One of the major differences between SQL relational and NoSQL non-relational databases is the language. As mentioned, SQL databases use Structured Query Language for defining and manipulating data. This allows SQL to be extremely versatile and widely-used - however, it also makes it more restrictive. SQL requires that you use predefined schemas to determine the structure of your data before you even begin to work with it. Your data must also follow the same structure as well, which can entail significant upfront preparation along with careful execution.
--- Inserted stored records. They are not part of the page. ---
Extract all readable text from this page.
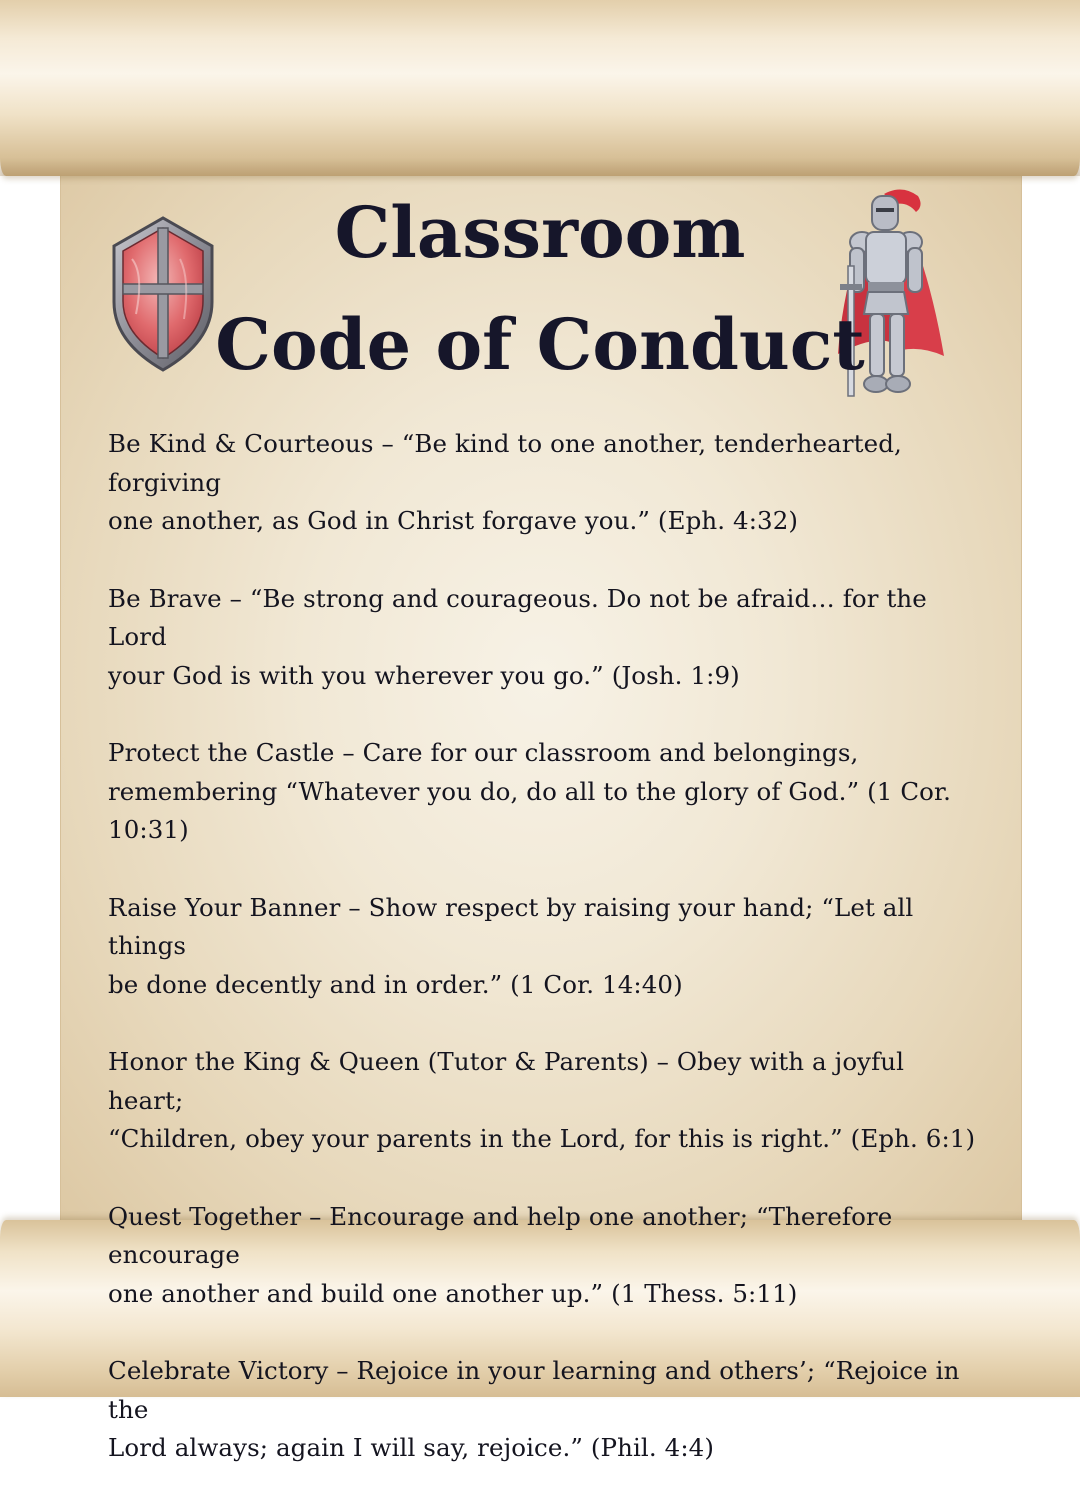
Classroom
Code of Conduct
Be Kind & Courteous – “Be kind to one another, tenderhearted, forgiving
one another, as God in Christ forgave you.” (Eph. 4:32)
Be Brave – “Be strong and courageous. Do not be afraid… for the Lord
your God is with you wherever you go.” (Josh. 1:9)
Protect the Castle – Care for our classroom and belongings,
remembering “Whatever you do, do all to the glory of God.” (1 Cor. 10:31)
Raise Your Banner – Show respect by raising your hand; “Let all things
be done decently and in order.” (1 Cor. 14:40)
Honor the King & Queen (Tutor & Parents) – Obey with a joyful heart;
“Children, obey your parents in the Lord, for this is right.” (Eph. 6:1)
Quest Together – Encourage and help one another; “Therefore encourage
one another and build one another up.” (1 Thess. 5:11)
Celebrate Victory – Rejoice in your learning and others’; “Rejoice in the
Lord always; again I will say, rejoice.” (Phil. 4:4)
A NoSQL database features a dynamic schema for unstructured data and the data can be stored in many different ways, whether it be graph-based, document-oriented, column-oriented, or organized as a KeyValue store. This extreme flexibility allows you to create documents without first having to carefully plan and define their structure, add fields as you go, and vary the syntax from database to database. It also allows you to give each document its own unique structure, providing you with more freedom overall.

The Scalability

Another big difference between SQL and NoSQL is their scalability. In most SQL databases, they are vertically scalable, which means that you can increase the load on a single server by increasing components like RAM, SSD, or CPU. In contrast, NoSQL databases are horizontally scalable, which means that they can handle increased traffic simply by adding more servers to the database. NoSQL databases have the ability to become larger and much more powerful, making them the preferred choice for large or constantly evolving data sets.

The Community

Due to SQL’s maturity, it has a much stronger and more developed community compared to NoSQL. There are thousands of chats and forums available where experts can share knowledge and discuss SQL best practices, continuously enhancing skills. Although NoSQL is growing rapidly, its community is not as well defined as SQL due to the fact that it is still relatively new.

The Structure

Finally, a last thing to consider when debating SQL versus NoSQL is their structures. SQL databases are table-based which makes them a better option for applications that require multi-row transactions. Samples of these may be accounting systems or even legacy systems that were originally built for a relational structure. NoSQL databases can be key-value pairs, wide-column stores, graph databases, or document-based.